Rezar no es pedir algo a Dios, rezar es buscar una orientación. Esto lo escribió San Agustín, que antes que doctor de la Iglesia fue un pagano disoluto por el que su madre rezaba y lloraba desconsolada. Tanto lloró Santa Mónica que el sabio de Hipona diría años más tarde de sí mismo que él era “hijo de las lágrimas” de su madre.
Esta imagen es del martes 29 de noviembre. Una multitud reza y llora en el Arena Caná porque el avión al que subieron los chicos es una clara de huevo salpimentada de zapatos perdidos entre el fuselaje. Han muerto 71 personas y otras seis vivirán en adelante la incredulidad de su supervivencia.

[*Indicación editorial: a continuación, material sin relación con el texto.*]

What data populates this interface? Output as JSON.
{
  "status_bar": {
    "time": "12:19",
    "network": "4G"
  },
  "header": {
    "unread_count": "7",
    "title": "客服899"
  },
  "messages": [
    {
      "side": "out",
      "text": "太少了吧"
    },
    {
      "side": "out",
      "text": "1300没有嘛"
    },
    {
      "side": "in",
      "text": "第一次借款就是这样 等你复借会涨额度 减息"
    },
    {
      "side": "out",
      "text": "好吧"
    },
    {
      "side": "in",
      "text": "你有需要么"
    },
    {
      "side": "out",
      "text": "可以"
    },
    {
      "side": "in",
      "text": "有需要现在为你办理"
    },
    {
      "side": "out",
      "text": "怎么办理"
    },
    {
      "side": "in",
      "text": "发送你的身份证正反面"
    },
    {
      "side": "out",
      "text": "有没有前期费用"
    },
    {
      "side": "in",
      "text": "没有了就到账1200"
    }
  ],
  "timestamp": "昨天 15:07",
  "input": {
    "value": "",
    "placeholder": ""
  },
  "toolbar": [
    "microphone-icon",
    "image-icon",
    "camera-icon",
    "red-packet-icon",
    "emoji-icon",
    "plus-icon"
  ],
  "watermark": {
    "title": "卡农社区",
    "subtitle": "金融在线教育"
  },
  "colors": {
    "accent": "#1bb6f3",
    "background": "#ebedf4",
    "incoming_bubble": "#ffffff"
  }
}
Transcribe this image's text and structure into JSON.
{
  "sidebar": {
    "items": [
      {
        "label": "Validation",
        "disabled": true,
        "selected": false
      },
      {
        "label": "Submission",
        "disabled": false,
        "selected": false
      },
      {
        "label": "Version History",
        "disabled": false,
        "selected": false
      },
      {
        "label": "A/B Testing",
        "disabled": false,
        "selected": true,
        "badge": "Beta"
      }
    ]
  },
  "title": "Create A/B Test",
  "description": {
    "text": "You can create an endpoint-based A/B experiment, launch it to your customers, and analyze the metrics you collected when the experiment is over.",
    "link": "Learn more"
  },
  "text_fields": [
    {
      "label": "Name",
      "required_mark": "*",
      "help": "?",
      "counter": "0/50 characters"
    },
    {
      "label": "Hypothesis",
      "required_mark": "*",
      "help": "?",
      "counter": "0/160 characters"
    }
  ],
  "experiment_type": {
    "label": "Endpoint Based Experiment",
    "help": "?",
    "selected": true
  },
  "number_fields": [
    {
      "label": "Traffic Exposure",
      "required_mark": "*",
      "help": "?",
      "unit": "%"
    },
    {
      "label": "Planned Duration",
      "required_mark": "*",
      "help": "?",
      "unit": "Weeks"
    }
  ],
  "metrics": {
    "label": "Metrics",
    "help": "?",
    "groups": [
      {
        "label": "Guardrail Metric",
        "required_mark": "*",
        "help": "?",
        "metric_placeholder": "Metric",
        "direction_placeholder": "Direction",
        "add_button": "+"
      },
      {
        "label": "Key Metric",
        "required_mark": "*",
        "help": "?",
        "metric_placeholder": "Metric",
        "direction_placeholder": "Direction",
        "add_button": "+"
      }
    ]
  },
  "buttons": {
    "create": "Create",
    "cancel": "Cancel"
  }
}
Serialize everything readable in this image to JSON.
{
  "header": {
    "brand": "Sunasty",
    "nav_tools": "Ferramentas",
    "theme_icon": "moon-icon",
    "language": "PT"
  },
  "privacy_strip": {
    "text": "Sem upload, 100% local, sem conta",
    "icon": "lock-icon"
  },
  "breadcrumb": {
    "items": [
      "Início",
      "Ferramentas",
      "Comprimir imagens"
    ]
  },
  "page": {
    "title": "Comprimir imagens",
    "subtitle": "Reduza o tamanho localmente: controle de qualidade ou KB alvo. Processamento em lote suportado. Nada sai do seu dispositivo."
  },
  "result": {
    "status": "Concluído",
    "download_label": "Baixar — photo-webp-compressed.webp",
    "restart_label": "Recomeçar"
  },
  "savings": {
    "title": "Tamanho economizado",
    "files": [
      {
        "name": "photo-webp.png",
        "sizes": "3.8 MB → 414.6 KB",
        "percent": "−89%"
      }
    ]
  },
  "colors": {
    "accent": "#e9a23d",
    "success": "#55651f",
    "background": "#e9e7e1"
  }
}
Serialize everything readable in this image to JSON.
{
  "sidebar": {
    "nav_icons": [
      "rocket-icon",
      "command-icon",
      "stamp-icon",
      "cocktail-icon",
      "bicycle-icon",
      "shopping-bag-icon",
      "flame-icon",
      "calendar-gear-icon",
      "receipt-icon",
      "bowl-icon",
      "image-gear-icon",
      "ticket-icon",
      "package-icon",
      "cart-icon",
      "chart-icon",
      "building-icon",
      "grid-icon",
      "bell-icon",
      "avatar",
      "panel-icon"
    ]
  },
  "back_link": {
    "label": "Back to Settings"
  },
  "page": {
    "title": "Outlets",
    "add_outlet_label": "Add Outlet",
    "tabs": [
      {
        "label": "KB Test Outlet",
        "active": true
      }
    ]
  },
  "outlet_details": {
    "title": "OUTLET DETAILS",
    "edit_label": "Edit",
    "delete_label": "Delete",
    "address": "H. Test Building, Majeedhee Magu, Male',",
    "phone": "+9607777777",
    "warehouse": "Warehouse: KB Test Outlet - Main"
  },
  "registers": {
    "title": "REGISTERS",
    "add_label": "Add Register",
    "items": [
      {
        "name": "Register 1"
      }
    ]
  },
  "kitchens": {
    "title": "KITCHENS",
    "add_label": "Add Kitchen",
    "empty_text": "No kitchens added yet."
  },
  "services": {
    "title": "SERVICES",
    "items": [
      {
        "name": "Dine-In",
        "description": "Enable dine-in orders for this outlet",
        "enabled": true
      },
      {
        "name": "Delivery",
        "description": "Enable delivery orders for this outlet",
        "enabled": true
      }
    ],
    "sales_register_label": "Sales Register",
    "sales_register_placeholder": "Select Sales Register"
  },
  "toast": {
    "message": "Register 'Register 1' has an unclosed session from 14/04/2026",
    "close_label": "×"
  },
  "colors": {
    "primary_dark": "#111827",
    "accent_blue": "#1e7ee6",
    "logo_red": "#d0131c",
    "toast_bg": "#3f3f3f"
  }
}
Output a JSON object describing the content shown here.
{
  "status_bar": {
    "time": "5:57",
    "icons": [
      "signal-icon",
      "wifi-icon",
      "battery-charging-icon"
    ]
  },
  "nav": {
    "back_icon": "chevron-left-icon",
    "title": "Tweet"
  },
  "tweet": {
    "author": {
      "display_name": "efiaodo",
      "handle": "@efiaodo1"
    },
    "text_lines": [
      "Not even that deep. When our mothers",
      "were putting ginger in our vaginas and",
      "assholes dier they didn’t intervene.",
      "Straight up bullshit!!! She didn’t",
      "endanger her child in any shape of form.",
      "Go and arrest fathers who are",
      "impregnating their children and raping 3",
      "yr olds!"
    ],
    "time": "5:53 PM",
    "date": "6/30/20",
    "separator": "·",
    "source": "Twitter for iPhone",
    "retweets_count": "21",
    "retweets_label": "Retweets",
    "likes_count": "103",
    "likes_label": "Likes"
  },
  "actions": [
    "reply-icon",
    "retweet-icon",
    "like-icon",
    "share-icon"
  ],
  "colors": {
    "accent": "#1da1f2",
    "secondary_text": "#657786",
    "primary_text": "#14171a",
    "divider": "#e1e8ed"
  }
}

Miles de aficionados, muchas mujeres como Santa Mónica, rezan y lloran. Sus lágrimas empañan un estadio amputado de gloria. Las plegarias se pierden en el laberinto de su aflicción porque los accidentes aéreos en los que desaparecen equipos de fútbol -o de hockey, o de rugby- son cosas que suceden a los otros, que sólo suceden en el cine. Que se estrelle un avión no es una anomalía cotidiana como el cáncer o como los muertos en carretera de los telediarios.
Una conjunción trágica acabó con el Chapecoense. Era un equipo muy modesto. Era su primera final intercontinental. Era un milagro haberse clasificado. En realidad, el equipo subió a aquel avión el 3 de noviembre en Almagro, Argentina. Los muchachos disputaban la semifinal de la Copa Sudamericana con el San Lorenzo, el equipo del Papa Francisco, y Ananias hizo un disparo certero con la izquierda. Ese gol, que permitió a los brasileños empatar en campo contrario, los subió a aquel avión.
Hay un fatalismo de relojería en la desaparición del Chapecoense. También hay un cuento inverso de Benedetti. El escritor uruguayo, que fue portero como Camus, exploró la soledad del arquero en El Césped diez años antes del suicidio del guardameta alemán Robert Enke. En el relato de Benedetti, a Martín lo hunde el tanto de su amigo Benja. En la tragedia del Chapecoense, un golazo inesperado embarcó a todos aquellos chicos hacia la muerte.